LE COMPLICAZIONI IN CORSO DI LLC
LE INFEZIONI
I pazienti con LLC, soprattutto se hanno già eseguito molti trattamenti, possono presentare difese immunitarie meno efficaci. La maggiore vulnerabilità alle infezioni può essere più accentuata se si associa anche alla riduzione dei granulociti e degli anticorpi indotta dalle cure. Tra le infezioni più frequenti vanno ricordate quelle polmonari, le infezioni virali erpetiche, la varicella, l’herpes varicella-zoster (fuoco di S. Antonio).
- LE VACCINAZIONI
La vaccinazione contro lo pneumococco, il germe frequentemente in causa nelle polmoniti, e quella stagionale antinfluenzale possono essere utili nel ridurre il rischio infettivo. La vaccinazione antinfluenzale con virus inattivati e il vaccino anti-Covid a mRNA sono consigliati a tutti i pazienti e ai loro familiari. In corso di terapia la risposta immunitaria è meno efficace; quindi, il vaccino può non proteggere dall’infezione, ma è comunque raccomandato.
- LE IMMUNOGLOBULINE
In presenza di infezioni polmonari ricorrenti e ipogammaglobulinemia, potrebbe essere raccomandata regolare infusione di immunoglobuline.

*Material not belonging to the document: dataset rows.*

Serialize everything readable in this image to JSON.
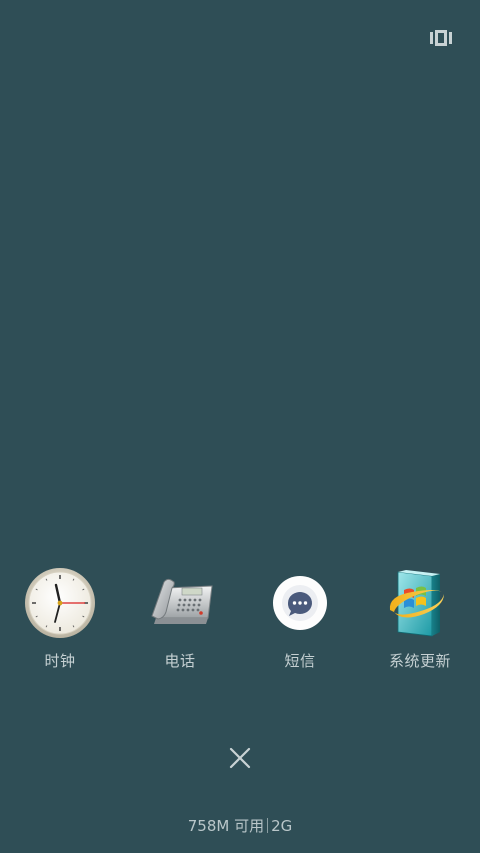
{
  "top_bar": {
    "layout_toggle_icon": "card-view-icon"
  },
  "recent_apps": [
    {
      "label": "时钟",
      "icon": "clock-icon"
    },
    {
      "label": "电话",
      "icon": "telephone-icon"
    },
    {
      "label": "短信",
      "icon": "message-bubble-icon"
    },
    {
      "label": "系统更新",
      "icon": "system-update-icon"
    }
  ],
  "clear_all": {
    "icon": "close-icon"
  },
  "memory": {
    "available": "758M 可用",
    "total": "2G"
  },
  "colors": {
    "background": "#2f4e56",
    "label_text": "#c5d0d2"
  }
}
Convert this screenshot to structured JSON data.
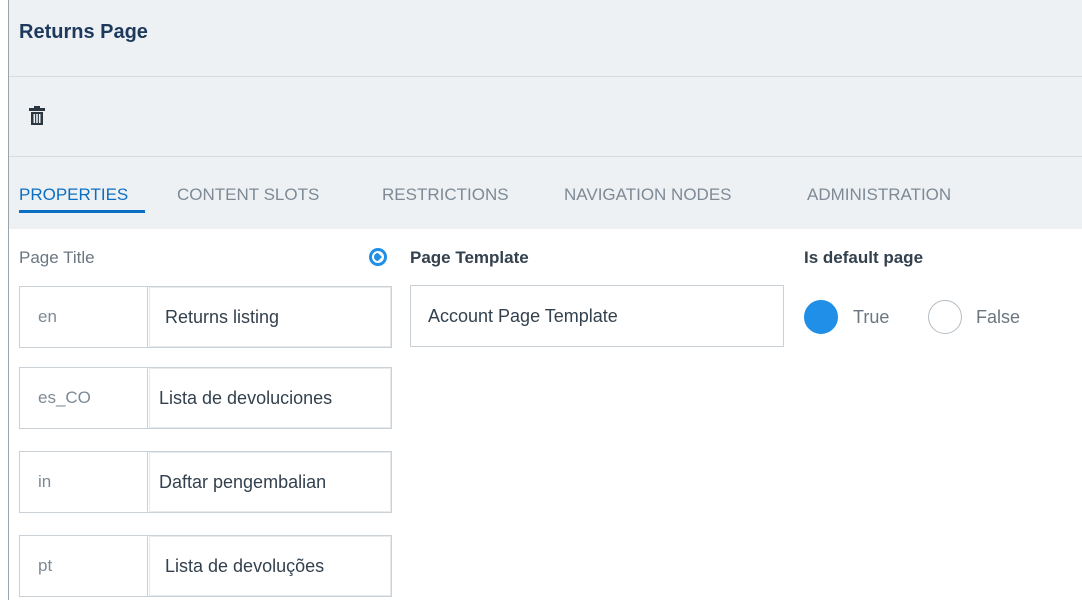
{
  "header": {
    "title": "Returns Page"
  },
  "toolbar": {
    "delete_icon": "trash-icon"
  },
  "tabs": [
    {
      "label": "PROPERTIES",
      "active": true
    },
    {
      "label": "CONTENT SLOTS",
      "active": false
    },
    {
      "label": "RESTRICTIONS",
      "active": false
    },
    {
      "label": "NAVIGATION NODES",
      "active": false
    },
    {
      "label": "ADMINISTRATION",
      "active": false
    }
  ],
  "properties": {
    "page_title_label": "Page Title",
    "localization_icon": "globe-icon",
    "page_title_values": [
      {
        "lang": "en",
        "value": "Returns listing"
      },
      {
        "lang": "es_CO",
        "value": "Lista de devoluciones"
      },
      {
        "lang": "in",
        "value": "Daftar pengembalian"
      },
      {
        "lang": "pt",
        "value": "Lista de devoluções"
      }
    ],
    "page_template_label": "Page Template",
    "page_template_value": "Account Page Template",
    "is_default_label": "Is default page",
    "is_default_options": [
      {
        "label": "True",
        "selected": true
      },
      {
        "label": "False",
        "selected": false
      }
    ]
  },
  "colors": {
    "accent": "#0a6fc2",
    "radio_selected": "#1f8fe8",
    "header_bg": "#eef1f4",
    "title": "#1d3a5c"
  }
}
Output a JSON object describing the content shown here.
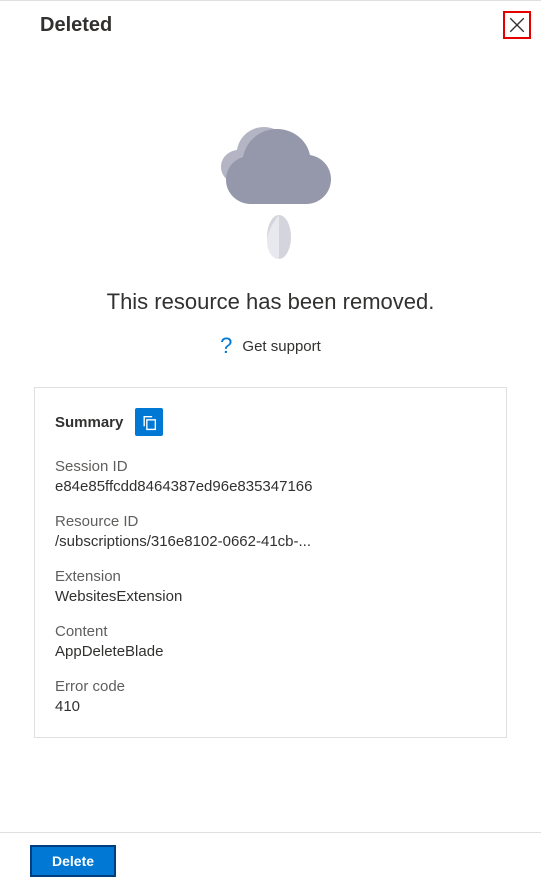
{
  "header": {
    "title": "Deleted"
  },
  "message": "This resource has been removed.",
  "support": {
    "link_text": "Get support"
  },
  "summary": {
    "title": "Summary",
    "fields": {
      "session_id": {
        "label": "Session ID",
        "value": "e84e85ffcdd8464387ed96e835347166"
      },
      "resource_id": {
        "label": "Resource ID",
        "value": "/subscriptions/316e8102-0662-41cb-..."
      },
      "extension": {
        "label": "Extension",
        "value": "WebsitesExtension"
      },
      "content": {
        "label": "Content",
        "value": "AppDeleteBlade"
      },
      "error_code": {
        "label": "Error code",
        "value": "410"
      }
    }
  },
  "footer": {
    "delete_label": "Delete"
  }
}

ANEMIA EMOLITICA AUTOIMMUNE
La minore competenza immunitaria può condizionare, specie in pazienti con malattia più avanzata, la comparsa di disordini autoimmuni, in particolare, la comparsa di un’anemia associata a ittero (colore giallastro della cute) dovuta alla presenza di anticorpi patologici diretti contro i propri globuli rossi.
ALTRI TUMORI
Le persone che hanno una LLC possono avere difese immunitarie che li rendono un po’ più fragili anche per lo sviluppo di altri tumori. E’ importante quindi evitare fattori di rischio aggiuntivi quali il fumo.

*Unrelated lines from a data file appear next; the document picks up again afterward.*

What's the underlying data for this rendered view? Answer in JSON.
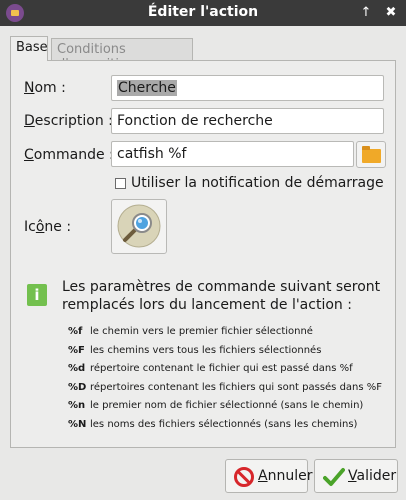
{
  "window": {
    "title": "Éditer l'action",
    "up_glyph": "↑",
    "close_glyph": "✖"
  },
  "tabs": [
    {
      "label": "Base",
      "active": true
    },
    {
      "label": "Conditions d'apparition",
      "active": false
    }
  ],
  "form": {
    "name_label_mnemonic": "N",
    "name_label_rest": "om :",
    "name_value": "Cherche",
    "description_label_mnemonic": "D",
    "description_label_rest": "escription :",
    "description_value": "Fonction de recherche",
    "command_label_mnemonic": "C",
    "command_label_rest": "ommande :",
    "command_value": "catfish %f",
    "startup_notification_label": "Utiliser la notification de démarrage",
    "startup_notification_checked": false,
    "icon_label_before": "Ic",
    "icon_label_mnemonic": "ô",
    "icon_label_after": "ne :",
    "icon_name": "search-icon"
  },
  "info": {
    "text": "Les paramètres de commande suivant seront remplacés lors du lancement de l'action :",
    "params": [
      {
        "code": "%f",
        "desc": "le chemin vers le premier fichier sélectionné"
      },
      {
        "code": "%F",
        "desc": "les chemins vers tous les fichiers sélectionnés"
      },
      {
        "code": "%d",
        "desc": "répertoire contenant le fichier qui est passé dans %f"
      },
      {
        "code": "%D",
        "desc": "répertoires contenant les fichiers qui sont passés dans %F"
      },
      {
        "code": "%n",
        "desc": "le premier nom de fichier sélectionné (sans le chemin)"
      },
      {
        "code": "%N",
        "desc": "les noms des fichiers sélectionnés (sans les chemins)"
      }
    ]
  },
  "buttons": {
    "cancel_mnemonic": "A",
    "cancel_rest": "nnuler",
    "validate_mnemonic": "V",
    "validate_rest": "alider"
  },
  "colors": {
    "titlebar": "#3a3a3a",
    "info_icon": "#73c04e",
    "cancel_icon": "#d7262b",
    "validate_icon": "#4aa329",
    "folder": "#f0a928"
  }
}
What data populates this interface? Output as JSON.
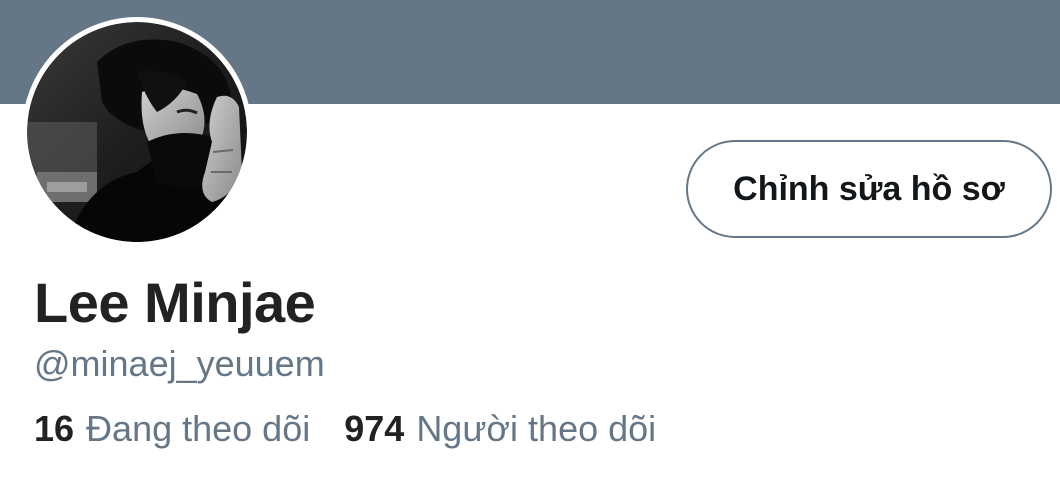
{
  "profile": {
    "display_name": "Lee Minjae",
    "handle": "@minaej_yeuuem",
    "edit_button_label": "Chỉnh sửa hồ sơ",
    "following": {
      "count": "16",
      "label": "Đang theo dõi"
    },
    "followers": {
      "count": "974",
      "label": "Người theo dõi"
    }
  },
  "colors": {
    "banner": "#657786",
    "secondary_text": "#657786",
    "primary_text": "#222222",
    "background": "#ffffff"
  }
}
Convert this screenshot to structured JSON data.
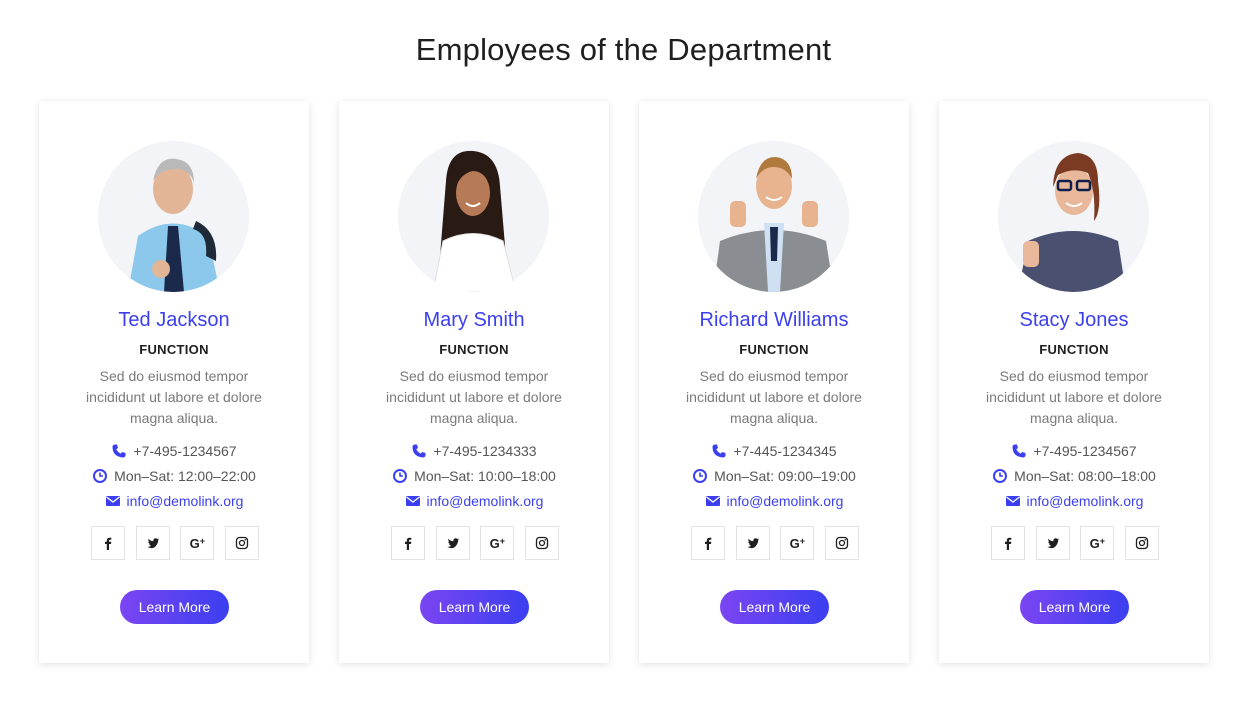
{
  "page": {
    "title": "Employees of the Department"
  },
  "colors": {
    "accent": "#3b3ff0",
    "button_gradient_start": "#7b45f2",
    "button_gradient_end": "#3b3ff0"
  },
  "employees": [
    {
      "name": "Ted Jackson",
      "function": "FUNCTION",
      "description": "Sed do eiusmod tempor incididunt ut labore et dolore magna aliqua.",
      "phone": "+7-495-1234567",
      "hours": "Mon–Sat: 12:00–22:00",
      "email": "info@demolink.org",
      "button_label": "Learn More",
      "photo_icon": "man-gray-hair-photo"
    },
    {
      "name": "Mary Smith",
      "function": "FUNCTION",
      "description": "Sed do eiusmod tempor incididunt ut labore et dolore magna aliqua.",
      "phone": "+7-495-1234333",
      "hours": "Mon–Sat: 10:00–18:00",
      "email": "info@demolink.org",
      "button_label": "Learn More",
      "photo_icon": "woman-dark-hair-photo"
    },
    {
      "name": "Richard Williams",
      "function": "FUNCTION",
      "description": "Sed do eiusmod tempor incididunt ut labore et dolore magna aliqua.",
      "phone": "+7-445-1234345",
      "hours": "Mon–Sat: 09:00–19:00",
      "email": "info@demolink.org",
      "button_label": "Learn More",
      "photo_icon": "man-thumbs-up-photo"
    },
    {
      "name": "Stacy Jones",
      "function": "FUNCTION",
      "description": "Sed do eiusmod tempor incididunt ut labore et dolore magna aliqua.",
      "phone": "+7-495-1234567",
      "hours": "Mon–Sat: 08:00–18:00",
      "email": "info@demolink.org",
      "button_label": "Learn More",
      "photo_icon": "woman-glasses-photo"
    }
  ],
  "social": [
    "facebook-icon",
    "twitter-icon",
    "google-plus-icon",
    "instagram-icon"
  ]
}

Tutti gli esami necessari per una adeguata prevenzione devono essere eseguiti periodicamente (visite ginecologiche, Pap test, ecografia mammaria, mammografia, PSA, visita urologica, sangue occulto fecale, ecc).
TRASFORMAZIONE IN RICHTER
La trasformazione in Richter è una complicazione rara che interessa persone con malattia solitamente avanzata e sottoposta a molteplici trattamenti. Questa condizione è dovuta all’emergenza di una malattia più grave. Si sviluppa un linfoma, nella maggior parte dei casi a partenza dai linfociti stessi della LLC, che acquisiscono caratteristiche di maggiore aggressività. La sindrome di Richter richiede un trattamento diverso da quello della LLC. È quindi importante che la sindrome di Richter sia riconosciuta e trattata appropriatamente. Qualora vi sia il sospetto della comparsa di una sindrome di Richter sono richieste indagini radiologiche (TAC PET) e la biopsia PET guidata di un linfonodo e del midollo osseo.

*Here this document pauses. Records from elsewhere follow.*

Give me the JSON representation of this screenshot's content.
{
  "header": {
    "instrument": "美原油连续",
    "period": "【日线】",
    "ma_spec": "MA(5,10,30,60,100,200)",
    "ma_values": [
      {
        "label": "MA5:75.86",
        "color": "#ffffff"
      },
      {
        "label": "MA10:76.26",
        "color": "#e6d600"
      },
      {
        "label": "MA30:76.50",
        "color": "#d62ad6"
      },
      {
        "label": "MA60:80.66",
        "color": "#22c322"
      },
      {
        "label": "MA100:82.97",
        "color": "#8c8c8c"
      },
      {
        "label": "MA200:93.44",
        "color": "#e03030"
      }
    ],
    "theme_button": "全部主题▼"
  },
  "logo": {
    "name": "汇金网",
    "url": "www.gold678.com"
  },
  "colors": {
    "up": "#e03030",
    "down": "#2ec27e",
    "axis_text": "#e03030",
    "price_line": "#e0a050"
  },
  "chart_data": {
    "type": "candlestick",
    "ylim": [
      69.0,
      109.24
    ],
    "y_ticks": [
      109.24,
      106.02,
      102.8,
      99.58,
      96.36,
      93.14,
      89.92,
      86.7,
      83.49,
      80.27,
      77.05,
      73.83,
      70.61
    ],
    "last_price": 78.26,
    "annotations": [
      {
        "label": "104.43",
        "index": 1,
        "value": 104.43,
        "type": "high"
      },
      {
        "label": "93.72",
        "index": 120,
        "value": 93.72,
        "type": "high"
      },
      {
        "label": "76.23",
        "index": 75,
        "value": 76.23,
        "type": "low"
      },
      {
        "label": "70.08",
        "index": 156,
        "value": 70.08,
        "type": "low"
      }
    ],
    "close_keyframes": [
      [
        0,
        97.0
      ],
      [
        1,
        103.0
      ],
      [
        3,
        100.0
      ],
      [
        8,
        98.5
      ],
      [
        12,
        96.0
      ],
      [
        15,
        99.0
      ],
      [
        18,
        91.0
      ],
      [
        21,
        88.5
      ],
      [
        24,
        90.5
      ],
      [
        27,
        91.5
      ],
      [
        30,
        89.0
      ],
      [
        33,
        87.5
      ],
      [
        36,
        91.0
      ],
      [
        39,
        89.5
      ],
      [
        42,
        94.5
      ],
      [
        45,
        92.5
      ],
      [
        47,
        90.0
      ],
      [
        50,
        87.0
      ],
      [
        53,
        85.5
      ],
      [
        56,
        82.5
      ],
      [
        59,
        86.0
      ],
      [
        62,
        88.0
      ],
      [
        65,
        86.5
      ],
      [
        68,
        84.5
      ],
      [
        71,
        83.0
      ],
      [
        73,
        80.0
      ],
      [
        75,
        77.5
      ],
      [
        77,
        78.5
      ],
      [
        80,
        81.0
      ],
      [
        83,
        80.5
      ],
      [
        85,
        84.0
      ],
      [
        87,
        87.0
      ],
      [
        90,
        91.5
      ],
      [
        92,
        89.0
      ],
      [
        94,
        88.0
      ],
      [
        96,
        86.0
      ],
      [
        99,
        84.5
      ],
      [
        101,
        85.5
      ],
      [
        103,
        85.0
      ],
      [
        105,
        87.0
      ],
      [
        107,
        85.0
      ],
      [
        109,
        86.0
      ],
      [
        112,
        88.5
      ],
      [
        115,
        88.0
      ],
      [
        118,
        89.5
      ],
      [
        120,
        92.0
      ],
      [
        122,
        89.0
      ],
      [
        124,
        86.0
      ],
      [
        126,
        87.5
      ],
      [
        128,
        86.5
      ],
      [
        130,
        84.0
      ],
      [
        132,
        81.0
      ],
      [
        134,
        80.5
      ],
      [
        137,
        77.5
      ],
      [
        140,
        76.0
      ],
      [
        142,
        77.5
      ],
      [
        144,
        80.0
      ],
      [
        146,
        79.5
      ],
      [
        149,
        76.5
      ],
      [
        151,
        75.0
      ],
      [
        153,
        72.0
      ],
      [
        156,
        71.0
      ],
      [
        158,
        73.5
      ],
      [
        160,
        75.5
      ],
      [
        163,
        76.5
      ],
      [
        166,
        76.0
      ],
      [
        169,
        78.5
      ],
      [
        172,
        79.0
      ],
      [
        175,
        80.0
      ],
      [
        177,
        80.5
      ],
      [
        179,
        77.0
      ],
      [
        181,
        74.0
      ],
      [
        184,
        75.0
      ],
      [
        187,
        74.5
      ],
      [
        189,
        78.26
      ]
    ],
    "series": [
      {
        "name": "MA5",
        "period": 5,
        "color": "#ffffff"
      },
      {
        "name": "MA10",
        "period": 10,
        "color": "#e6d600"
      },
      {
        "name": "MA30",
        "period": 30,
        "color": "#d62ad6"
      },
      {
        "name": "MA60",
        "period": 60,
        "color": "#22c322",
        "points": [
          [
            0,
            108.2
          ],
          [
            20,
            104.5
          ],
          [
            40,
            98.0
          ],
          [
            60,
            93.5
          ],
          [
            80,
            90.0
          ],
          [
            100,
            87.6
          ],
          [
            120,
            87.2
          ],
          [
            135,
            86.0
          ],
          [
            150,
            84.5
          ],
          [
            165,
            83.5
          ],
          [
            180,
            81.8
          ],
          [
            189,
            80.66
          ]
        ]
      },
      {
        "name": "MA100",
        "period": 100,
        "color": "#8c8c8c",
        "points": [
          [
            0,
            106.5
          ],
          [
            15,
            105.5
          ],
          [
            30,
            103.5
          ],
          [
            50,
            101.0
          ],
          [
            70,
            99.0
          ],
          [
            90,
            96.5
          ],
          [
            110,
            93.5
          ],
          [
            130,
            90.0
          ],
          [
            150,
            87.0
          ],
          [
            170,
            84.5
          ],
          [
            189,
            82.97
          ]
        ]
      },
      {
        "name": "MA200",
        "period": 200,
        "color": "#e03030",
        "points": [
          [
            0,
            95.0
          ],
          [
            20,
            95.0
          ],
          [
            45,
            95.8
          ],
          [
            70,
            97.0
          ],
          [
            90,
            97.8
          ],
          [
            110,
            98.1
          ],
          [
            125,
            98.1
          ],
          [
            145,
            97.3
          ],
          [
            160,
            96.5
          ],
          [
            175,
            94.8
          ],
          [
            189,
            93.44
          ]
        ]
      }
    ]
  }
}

VIVERE CON UNA LEUCEMIA LINFATICA CRONICA
Nella maggior parte dei casi, la diagnosi di leucemia linfatica cronica non ha conseguenze immediate sulla vita del paziente. Se la malattia è stabile e asintomatica, infatti, il paziente deve presentarsi in ospedale solo per visite di controllo semestrali o annuali, durante le quali si sottopone a un esame medico e alle analisi di routine.
La malattia può mantenersi stabile anche per anni; solo in caso di progressione si procede con il trattamento. Dal momento che le terapie attuali non permettono una guarigione, la ricaduta dopo il trattamento è attesa; tuttavia, in molti pazienti è possibile mantenere la malattia sotto controllo per molti anni.
Alla luce di quanto detto, nel paziente con leucemia linfatica cronica è importante:
- Considerare profilassi vaccinali:
• Alla diagnosi raccomandate: Pneumococco (PCV20), Herpes Zoster (aRZV), (E’ possibile che al paziente inviato al Centro Vaccinale vengano proposte anche vaccinazioni anti Haemophilus e Meningococco)
• Annuali: Influenza, SARS-CoV-2
- Effettuare screening oncologici raccomandati per età e sesso, anche per tumori cutanei non melanoma.